Abstract
The thiazolopyrimidine nucleus is a bioisosteric analog of purine and an important class of N-containing heterocycles. Thiazolopyrimidine scaffolds are considered a promising class of bioactive compounds that encompass diverse biological activities, such as antibacterial, antiviral, antifungal, anticancer, corticotrophin-releasing factor antagonists, anti-inflammatory, antituberculosis, and glutamic receptors antagonists. Despite the importance of thiazolopyrimidines from a pharmacological viewpoint, there is hardly a comprehensive review on this important heterocyclic nucleus. Throughout the years, those scaffolds have been studied extensively for its anticancer properties and several compounds were designed, synthesized, and evaluated for their anticancer effects with activity in the μM to nM range. However, there are hardly any reviews covering the anticancer effects of thiazolopyrimidines.

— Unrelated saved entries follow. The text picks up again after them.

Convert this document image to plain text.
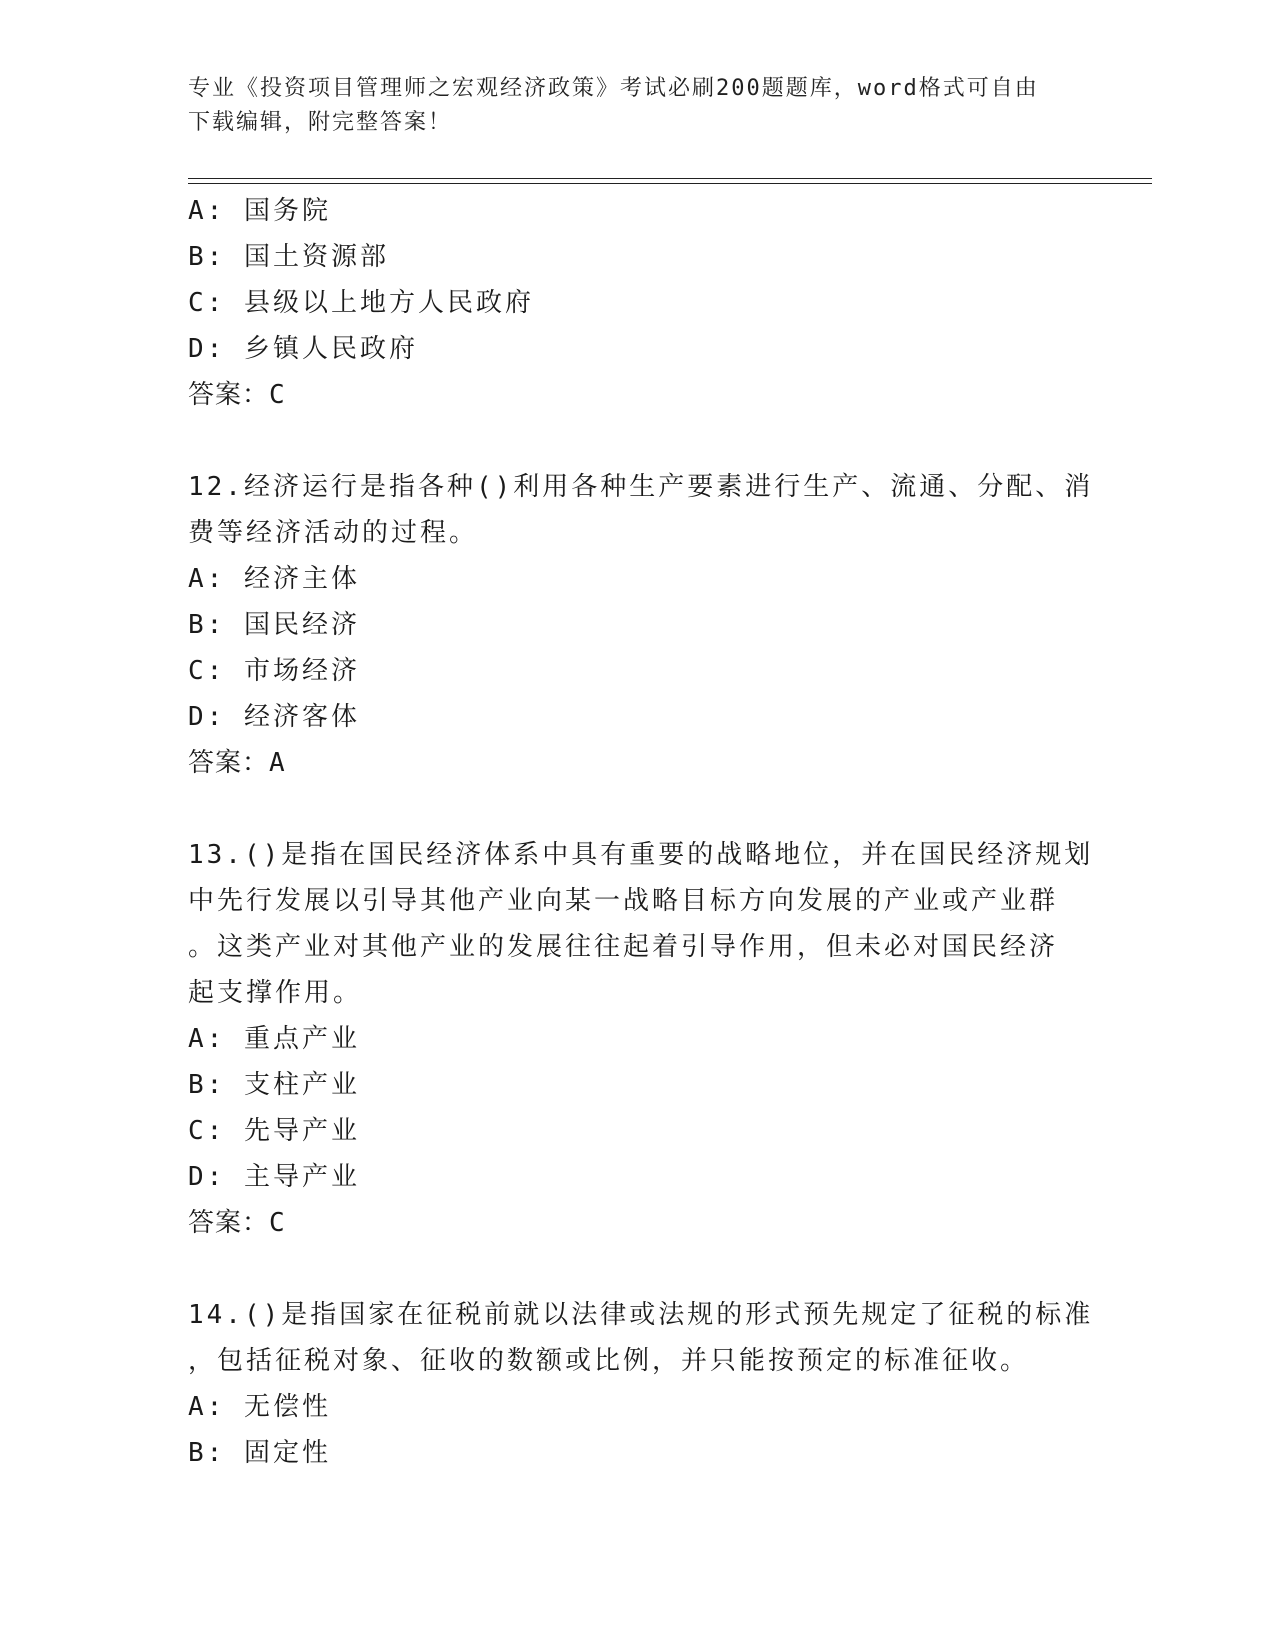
专业《投资项目管理师之宏观经济政策》考试必刷200题题库，word格式可自由
下载编辑，附完整答案！
A: 国务院
B: 国土资源部
C: 县级以上地方人民政府
D: 乡镇人民政府
答案：C
12.经济运行是指各种()利用各种生产要素进行生产、流通、分配、消
费等经济活动的过程。
A: 经济主体
B: 国民经济
C: 市场经济
D: 经济客体
答案：A
13.()是指在国民经济体系中具有重要的战略地位，并在国民经济规划
中先行发展以引导其他产业向某一战略目标方向发展的产业或产业群
。这类产业对其他产业的发展往往起着引导作用，但未必对国民经济
起支撑作用。
A: 重点产业
B: 支柱产业
C: 先导产业
D: 主导产业
答案：C
14.()是指国家在征税前就以法律或法规的形式预先规定了征税的标准
，包括征税对象、征收的数额或比例，并只能按预定的标准征收。
A: 无偿性
B: 固定性
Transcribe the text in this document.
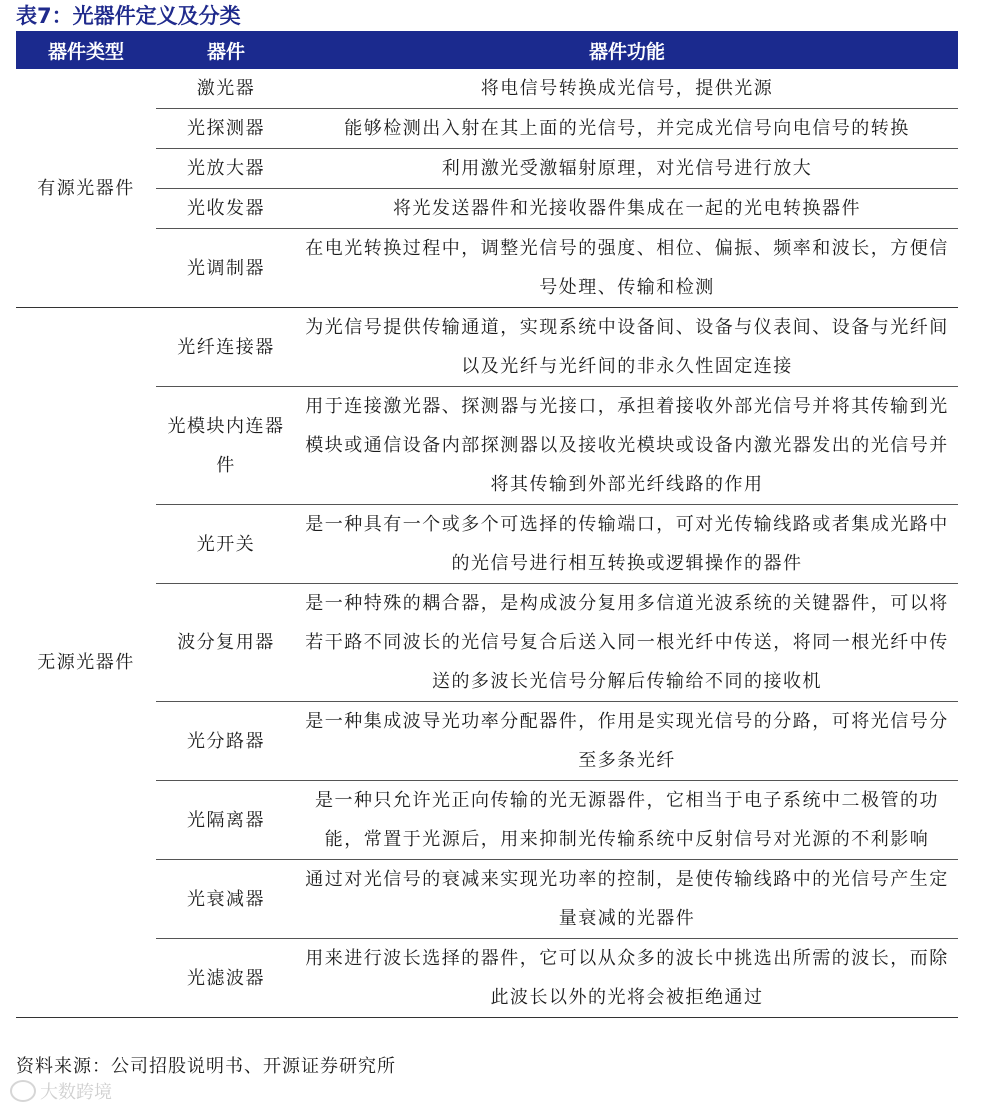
表7：光器件定义及分类
器件类型	器件	器件功能
有源光器件	激光器	将电信号转换成光信号，提供光源
	光探测器	能够检测出入射在其上面的光信号，并完成光信号向电信号的转换
	光放大器	利用激光受激辐射原理，对光信号进行放大
	光收发器	将光发送器件和光接收器件集成在一起的光电转换器件
	光调制器	在电光转换过程中，调整光信号的强度、相位、偏振、频率和波长，方便信号处理、传输和检测
无源光器件	光纤连接器	为光信号提供传输通道，实现系统中设备间、设备与仪表间、设备与光纤间以及光纤与光纤间的非永久性固定连接
	光模块内连器件	用于连接激光器、探测器与光接口，承担着接收外部光信号并将其传输到光模块或通信设备内部探测器以及接收光模块或设备内激光器发出的光信号并将其传输到外部光纤线路的作用
	光开关	是一种具有一个或多个可选择的传输端口，可对光传输线路或者集成光路中的光信号进行相互转换或逻辑操作的器件
	波分复用器	是一种特殊的耦合器，是构成波分复用多信道光波系统的关键器件，可以将若干路不同波长的光信号复合后送入同一根光纤中传送，将同一根光纤中传送的多波长光信号分解后传输给不同的接收机
	光分路器	是一种集成波导光功率分配器件，作用是实现光信号的分路，可将光信号分至多条光纤
	光隔离器	是一种只允许光正向传输的光无源器件，它相当于电子系统中二极管的功能，常置于光源后，用来抑制光传输系统中反射信号对光源的不利影响
	光衰减器	通过对光信号的衰减来实现光功率的控制，是使传输线路中的光信号产生定量衰减的光器件
	光滤波器	用来进行波长选择的器件，它可以从众多的波长中挑选出所需的波长，而除此波长以外的光将会被拒绝通过
资料来源：公司招股说明书、开源证券研究所
大数跨境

In this review, an effort was made to compile literature covering the anticancer activity of thiazolopyrimidines reported in the last decade (2010-2020). Nearly thirty articles were reviewed and compounds with IC50 < 50 μM against at least 50% of the used cell lines were listed in this review. The best ten compounds (10a, 14b, 17g, 18, 25e, 25k, 34e, 41i, 49a and 49c) showing the best anticancer activity against the corresponding cell lines during the last 10 years are highlighted.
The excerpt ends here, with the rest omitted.